American named passenger train (1919–1934)

The Berkshire Hills Express was a full-service passenger train of the New York Central Railroad that went from New York City to North Adams, Massachusetts, in the Berkshires. It served as a channel for tourist travel from downstate New York, through the Taconic Mountains, to resorts and other attractions in the Berkshires and for students traveling to Williams College, 11 miles west of North Adams. The train operated from 1919 to 1934. However, it continued in unnamed form for nearly two decades longer.

==Route==
The train, carrying the number, #916, departing mid-afternoon, went in express fashion on the New York Central's Harlem Line, bypassing most stations between 125th Street Station and Chatham, New York. From Chatham, the train headed east on the territory of the Boston and Albany Railroad that the NYC had leased, to Pittsfield, and then headed north on the B&A's North Adams branch. The train took the name, New York Express and #911 on the southbound route to New York City.
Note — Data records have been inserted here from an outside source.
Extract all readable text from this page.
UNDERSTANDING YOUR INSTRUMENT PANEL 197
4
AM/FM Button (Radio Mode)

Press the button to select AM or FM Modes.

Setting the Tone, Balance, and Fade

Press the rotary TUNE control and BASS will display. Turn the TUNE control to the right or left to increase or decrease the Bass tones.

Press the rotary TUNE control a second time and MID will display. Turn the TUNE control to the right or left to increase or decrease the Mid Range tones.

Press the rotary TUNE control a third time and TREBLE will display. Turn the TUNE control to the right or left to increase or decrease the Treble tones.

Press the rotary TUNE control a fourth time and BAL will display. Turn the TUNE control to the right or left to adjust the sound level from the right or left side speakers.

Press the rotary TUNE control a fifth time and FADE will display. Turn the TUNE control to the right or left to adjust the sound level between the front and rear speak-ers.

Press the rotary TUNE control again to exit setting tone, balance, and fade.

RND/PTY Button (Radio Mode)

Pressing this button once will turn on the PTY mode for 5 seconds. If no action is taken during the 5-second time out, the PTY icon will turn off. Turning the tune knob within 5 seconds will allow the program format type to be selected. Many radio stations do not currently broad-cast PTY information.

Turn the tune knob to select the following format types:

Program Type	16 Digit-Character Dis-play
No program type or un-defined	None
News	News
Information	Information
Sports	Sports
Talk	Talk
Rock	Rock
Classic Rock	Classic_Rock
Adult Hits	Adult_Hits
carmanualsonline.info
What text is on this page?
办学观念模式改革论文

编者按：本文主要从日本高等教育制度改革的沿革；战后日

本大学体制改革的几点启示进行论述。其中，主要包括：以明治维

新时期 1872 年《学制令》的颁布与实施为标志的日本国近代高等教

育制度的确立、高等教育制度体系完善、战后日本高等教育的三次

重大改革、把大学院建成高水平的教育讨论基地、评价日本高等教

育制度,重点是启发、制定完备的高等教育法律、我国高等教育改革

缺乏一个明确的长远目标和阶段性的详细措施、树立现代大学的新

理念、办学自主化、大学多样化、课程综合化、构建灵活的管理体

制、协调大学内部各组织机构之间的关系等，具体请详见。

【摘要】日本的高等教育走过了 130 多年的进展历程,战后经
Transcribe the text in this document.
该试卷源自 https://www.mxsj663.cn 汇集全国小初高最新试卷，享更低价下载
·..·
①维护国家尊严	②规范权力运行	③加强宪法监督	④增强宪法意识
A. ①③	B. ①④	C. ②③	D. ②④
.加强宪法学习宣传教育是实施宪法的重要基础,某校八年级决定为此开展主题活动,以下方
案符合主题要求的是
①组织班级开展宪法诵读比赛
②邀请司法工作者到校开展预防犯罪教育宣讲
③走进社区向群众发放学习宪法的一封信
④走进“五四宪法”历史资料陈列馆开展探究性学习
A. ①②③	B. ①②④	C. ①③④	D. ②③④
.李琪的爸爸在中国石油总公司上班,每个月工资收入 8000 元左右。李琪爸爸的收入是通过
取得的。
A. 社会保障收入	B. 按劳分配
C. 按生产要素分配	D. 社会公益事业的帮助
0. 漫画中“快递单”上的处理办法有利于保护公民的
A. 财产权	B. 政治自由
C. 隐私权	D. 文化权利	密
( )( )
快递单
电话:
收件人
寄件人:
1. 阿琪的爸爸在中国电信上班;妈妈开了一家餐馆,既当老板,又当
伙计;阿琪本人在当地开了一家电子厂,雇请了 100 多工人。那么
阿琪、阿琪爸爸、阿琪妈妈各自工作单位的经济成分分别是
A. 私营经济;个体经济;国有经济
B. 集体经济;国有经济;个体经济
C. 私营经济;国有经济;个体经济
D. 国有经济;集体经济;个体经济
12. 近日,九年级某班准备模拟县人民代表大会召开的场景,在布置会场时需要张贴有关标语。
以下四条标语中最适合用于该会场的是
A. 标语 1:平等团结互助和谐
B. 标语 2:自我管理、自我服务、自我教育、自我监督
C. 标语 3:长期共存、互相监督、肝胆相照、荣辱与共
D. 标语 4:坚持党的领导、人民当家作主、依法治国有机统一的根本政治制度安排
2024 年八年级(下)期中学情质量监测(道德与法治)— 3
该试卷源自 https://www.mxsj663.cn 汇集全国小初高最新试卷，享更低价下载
In addition to carrying coach cars it included a buffet car and parlor car as well.

Following the NYC's dropping of the Berkshire Hills Express and New York Express in 1934, the train continued as #1516 north and #5417 south. By this time a morning train took the route as well in both directions.

==Demise==
In 1950, the through service to North Adams was trimmed to a shuttle from Chatham to North Adams, requiring a transfer at Chatham. Passenger service between Chatham and North Adams ended in 1953.